Pity the poor rich, it ain’t easy being a one percenter.
In a Bloomberg article last week, writer Ben Steverman took on a daunting task: making us feel sorry for America’s top 1%—that is, households earning an adjusted gross income of $389,000 or more in 2011. After an arm-length list of caveats, Steverman makes the case that the top earners in the world’s largest economy have greater trouble making ends meet than the 99% might think.
“[P]ut aside the tone-deaf rich and their caricatures in pop culture. Hold the class warfare,” he writes. “High-earning Americans who haven’t found the right dodge, or who live in high-tax states, get socked. They contribute more or less like their compatriots in other developed nations, with few of the perks.”
Using a hypothetical couple in New York that makes $450,000 a year with newborn twins, Steverman argues the family would have to save $2 million to meet expenses covered or alleviated by the social safety net in other developed nations, such as college, health care and long-term elderly care. “They can pay an effective tax rate approaching 50 percent—far more than an idle heir pays on his investment income—and still must worry about a job loss or health emergency leaving them strapped,” he writes.
“Blame the nation’s financial safety net. It doesn’t meet the needs of the poor, and it largely leaves out the wealthy.”
So how much wealth is required to feel wealthy?
One measure of what it means to feel rich is how much investment is required to live in style after early retirement. A 2010 CNNMoney examination suggested a couple wanting to retire at 35 would need $300,000 a year in income to feel rich, requiring a $12 million nest egg (which would run dry by age 100).
A UBS survey of U.S. millionaires in 2013 found that two-thirds don’t feel wealthy. What would make them feel wealthy? At least $5 million in the bank. But a 2011 survey by Fidelity Investments suggests that even that much money wouldn’t do the job—at least $7.5 million is needed to truly be rich.

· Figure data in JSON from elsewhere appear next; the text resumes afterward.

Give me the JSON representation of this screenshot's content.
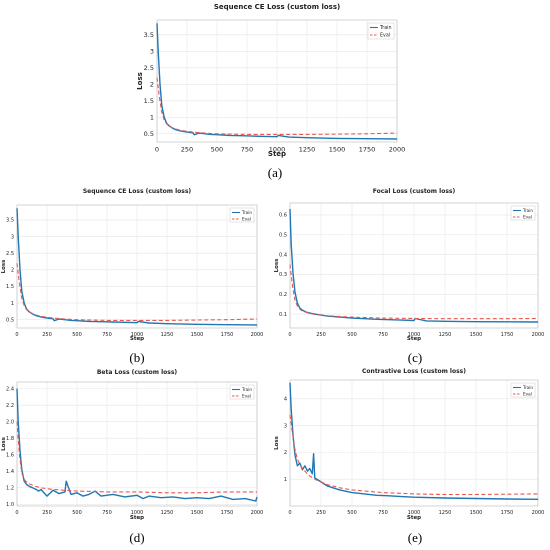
{
  "colors": {
    "train": "#1f77b4",
    "eval": "#e8584f",
    "grid": "#e6e6e6",
    "axis": "#333333"
  },
  "captions": {
    "a": "(a)",
    "b": "(b)",
    "c": "(c)",
    "d": "(d)",
    "e": "(e)"
  },
  "chart_data": [
    {
      "id": "a",
      "type": "line",
      "title": "Sequence CE Loss (custom loss)",
      "xlabel": "Step",
      "ylabel": "Loss",
      "xlim": [
        0,
        2000
      ],
      "ylim": [
        0.25,
        3.95
      ],
      "xticks": [
        0,
        250,
        500,
        750,
        1000,
        1250,
        1500,
        1750,
        2000
      ],
      "yticks": [
        0.5,
        1.0,
        1.5,
        2.0,
        2.5,
        3.0,
        3.5
      ],
      "ytick_labels": [
        "0.5",
        "1",
        "1.5",
        "2",
        "2.5",
        "3",
        "3.5"
      ],
      "grid": true,
      "legend_position": "top-right",
      "series": [
        {
          "name": "Train",
          "style": "solid",
          "x": [
            0,
            10,
            25,
            40,
            60,
            80,
            100,
            130,
            160,
            200,
            250,
            300,
            310,
            350,
            400,
            450,
            500,
            600,
            700,
            800,
            900,
            1000,
            1010,
            1100,
            1250,
            1500,
            1750,
            2000
          ],
          "y": [
            3.85,
            3.0,
            2.0,
            1.35,
            1.0,
            0.82,
            0.74,
            0.67,
            0.62,
            0.58,
            0.55,
            0.53,
            0.47,
            0.52,
            0.5,
            0.48,
            0.47,
            0.45,
            0.44,
            0.43,
            0.42,
            0.41,
            0.45,
            0.4,
            0.38,
            0.36,
            0.35,
            0.34
          ]
        },
        {
          "name": "Eval",
          "style": "dashed",
          "x": [
            0,
            20,
            40,
            60,
            80,
            100,
            150,
            200,
            300,
            400,
            500,
            750,
            1000,
            1250,
            1500,
            1750,
            2000
          ],
          "y": [
            2.2,
            1.6,
            1.15,
            0.92,
            0.8,
            0.73,
            0.65,
            0.6,
            0.55,
            0.52,
            0.5,
            0.48,
            0.48,
            0.48,
            0.49,
            0.5,
            0.52
          ]
        }
      ]
    },
    {
      "id": "b",
      "type": "line",
      "title": "Sequence CE Loss (custom loss)",
      "xlabel": "Step",
      "ylabel": "Loss",
      "xlim": [
        0,
        2000
      ],
      "ylim": [
        0.25,
        3.95
      ],
      "xticks": [
        0,
        250,
        500,
        750,
        1000,
        1250,
        1500,
        1750,
        2000
      ],
      "yticks": [
        0.5,
        1.0,
        1.5,
        2.0,
        2.5,
        3.0,
        3.5
      ],
      "ytick_labels": [
        "0.5",
        "1",
        "1.5",
        "2",
        "2.5",
        "3",
        "3.5"
      ],
      "grid": true,
      "legend_position": "top-right",
      "series": [
        {
          "name": "Train",
          "style": "solid",
          "x": [
            0,
            10,
            25,
            40,
            60,
            80,
            100,
            130,
            160,
            200,
            250,
            300,
            310,
            350,
            400,
            450,
            500,
            600,
            700,
            800,
            900,
            1000,
            1010,
            1100,
            1250,
            1500,
            1750,
            2000
          ],
          "y": [
            3.85,
            3.0,
            2.0,
            1.35,
            1.0,
            0.82,
            0.74,
            0.67,
            0.62,
            0.58,
            0.55,
            0.53,
            0.47,
            0.52,
            0.5,
            0.48,
            0.47,
            0.45,
            0.44,
            0.43,
            0.42,
            0.41,
            0.45,
            0.4,
            0.38,
            0.36,
            0.35,
            0.34
          ]
        },
        {
          "name": "Eval",
          "style": "dashed",
          "x": [
            0,
            20,
            40,
            60,
            80,
            100,
            150,
            200,
            300,
            400,
            500,
            750,
            1000,
            1250,
            1500,
            1750,
            2000
          ],
          "y": [
            2.2,
            1.6,
            1.15,
            0.92,
            0.8,
            0.73,
            0.65,
            0.6,
            0.55,
            0.52,
            0.5,
            0.48,
            0.48,
            0.48,
            0.49,
            0.5,
            0.52
          ]
        }
      ]
    },
    {
      "id": "c",
      "type": "line",
      "title": "Focal Loss (custom loss)",
      "xlabel": "Step",
      "ylabel": "Loss",
      "xlim": [
        0,
        2000
      ],
      "ylim": [
        0.03,
        0.66
      ],
      "xticks": [
        0,
        250,
        500,
        750,
        1000,
        1250,
        1500,
        1750,
        2000
      ],
      "yticks": [
        0.1,
        0.2,
        0.3,
        0.4,
        0.5,
        0.6
      ],
      "ytick_labels": [
        "0.1",
        "0.2",
        "0.3",
        "0.4",
        "0.5",
        "0.6"
      ],
      "grid": true,
      "legend_position": "top-right",
      "series": [
        {
          "name": "Train",
          "style": "solid",
          "x": [
            0,
            10,
            25,
            40,
            60,
            80,
            100,
            130,
            160,
            200,
            250,
            300,
            350,
            400,
            500,
            600,
            700,
            800,
            900,
            1000,
            1010,
            1100,
            1250,
            1500,
            1750,
            2000
          ],
          "y": [
            0.63,
            0.45,
            0.3,
            0.21,
            0.155,
            0.13,
            0.12,
            0.11,
            0.105,
            0.1,
            0.095,
            0.09,
            0.088,
            0.085,
            0.08,
            0.077,
            0.074,
            0.072,
            0.07,
            0.068,
            0.078,
            0.066,
            0.064,
            0.062,
            0.061,
            0.06
          ]
        },
        {
          "name": "Eval",
          "style": "dashed",
          "x": [
            0,
            20,
            40,
            60,
            80,
            100,
            150,
            200,
            300,
            400,
            500,
            750,
            1000,
            1250,
            1500,
            1750,
            2000
          ],
          "y": [
            0.35,
            0.24,
            0.17,
            0.14,
            0.125,
            0.115,
            0.105,
            0.098,
            0.092,
            0.088,
            0.085,
            0.08,
            0.078,
            0.077,
            0.077,
            0.077,
            0.078
          ]
        }
      ]
    },
    {
      "id": "d",
      "type": "line",
      "title": "Beta Loss (custom loss)",
      "xlabel": "Step",
      "ylabel": "Loss",
      "xlim": [
        0,
        2000
      ],
      "ylim": [
        0.98,
        2.48
      ],
      "xticks": [
        0,
        250,
        500,
        750,
        1000,
        1250,
        1500,
        1750,
        2000
      ],
      "yticks": [
        1.0,
        1.2,
        1.4,
        1.6,
        1.8,
        2.0,
        2.2,
        2.4
      ],
      "ytick_labels": [
        "1.0",
        "1.2",
        "1.4",
        "1.6",
        "1.8",
        "2.0",
        "2.2",
        "2.4"
      ],
      "grid": true,
      "legend_position": "top-right",
      "series": [
        {
          "name": "Train",
          "style": "solid",
          "x": [
            0,
            10,
            25,
            40,
            60,
            80,
            100,
            130,
            160,
            180,
            200,
            250,
            300,
            350,
            400,
            410,
            450,
            500,
            550,
            600,
            650,
            700,
            800,
            900,
            1000,
            1050,
            1100,
            1200,
            1300,
            1400,
            1500,
            1600,
            1700,
            1800,
            1900,
            1990,
            2000
          ],
          "y": [
            2.4,
            2.0,
            1.65,
            1.42,
            1.28,
            1.24,
            1.22,
            1.2,
            1.18,
            1.16,
            1.18,
            1.1,
            1.17,
            1.13,
            1.15,
            1.28,
            1.12,
            1.14,
            1.1,
            1.12,
            1.16,
            1.1,
            1.12,
            1.09,
            1.11,
            1.07,
            1.1,
            1.08,
            1.09,
            1.07,
            1.08,
            1.07,
            1.1,
            1.06,
            1.07,
            1.04,
            1.09
          ]
        },
        {
          "name": "Eval",
          "style": "dashed",
          "x": [
            0,
            20,
            40,
            60,
            80,
            100,
            150,
            200,
            300,
            400,
            500,
            750,
            1000,
            1250,
            1500,
            1750,
            2000
          ],
          "y": [
            2.0,
            1.6,
            1.38,
            1.3,
            1.27,
            1.25,
            1.22,
            1.2,
            1.18,
            1.17,
            1.16,
            1.15,
            1.15,
            1.14,
            1.14,
            1.15,
            1.15
          ]
        }
      ]
    },
    {
      "id": "e",
      "type": "line",
      "title": "Contrastive Loss (custom loss)",
      "xlabel": "Step",
      "ylabel": "Loss",
      "xlim": [
        0,
        2000
      ],
      "ylim": [
        0.0,
        4.7
      ],
      "xticks": [
        0,
        250,
        500,
        750,
        1000,
        1250,
        1500,
        1750,
        2000
      ],
      "yticks": [
        1,
        2,
        3,
        4
      ],
      "ytick_labels": [
        "1",
        "2",
        "3",
        "4"
      ],
      "grid": true,
      "legend_position": "top-right",
      "series": [
        {
          "name": "Train",
          "style": "solid",
          "x": [
            0,
            10,
            25,
            40,
            60,
            80,
            100,
            120,
            140,
            160,
            180,
            190,
            200,
            250,
            300,
            400,
            500,
            600,
            700,
            800,
            900,
            1000,
            1250,
            1500,
            1750,
            2000
          ],
          "y": [
            4.6,
            3.6,
            2.6,
            1.9,
            1.5,
            1.6,
            1.35,
            1.5,
            1.3,
            1.4,
            1.2,
            1.95,
            1.05,
            0.9,
            0.75,
            0.6,
            0.5,
            0.45,
            0.4,
            0.38,
            0.35,
            0.33,
            0.3,
            0.28,
            0.26,
            0.25
          ]
        },
        {
          "name": "Eval",
          "style": "dashed",
          "x": [
            0,
            20,
            40,
            60,
            80,
            100,
            150,
            200,
            300,
            400,
            500,
            750,
            1000,
            1250,
            1500,
            1750,
            2000
          ],
          "y": [
            3.4,
            2.7,
            2.1,
            1.75,
            1.55,
            1.4,
            1.15,
            1.0,
            0.8,
            0.68,
            0.6,
            0.5,
            0.45,
            0.43,
            0.43,
            0.44,
            0.45
          ]
        }
      ]
    }
  ]
}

Even as the top 1% of income earners race ahead of the 99%, among the elite there is a growing “fractal inequality,” according to the New York Times. The top 0.1% earners make 206 times more than the average American household; the run-of-the-mill 1% makes only 41 times more than the rest of us.
And that has been growing over time, according to research by the Top Incomes Database. In 1990, the top 0.1% earned 87 times more than most households, and top 1% made 41 times more. In 1980, it was 47 and 14 times more, respectively.
Still, it’s going to be tough for the rich to earn sympathy from the rest. Figures from Jacob Hacker and Paul Pierson, authors of “Winner-Take-All Politics,” show that the average income of the 1% has skyrocketed from $318,659 in 1970 to $905,570 in 2008 (adjusted for 2008 dollar values). Meanwhile, the bottom 90% of households have seen their income dip slightly, from $31,073 in 1970 to $30,981 in 2008.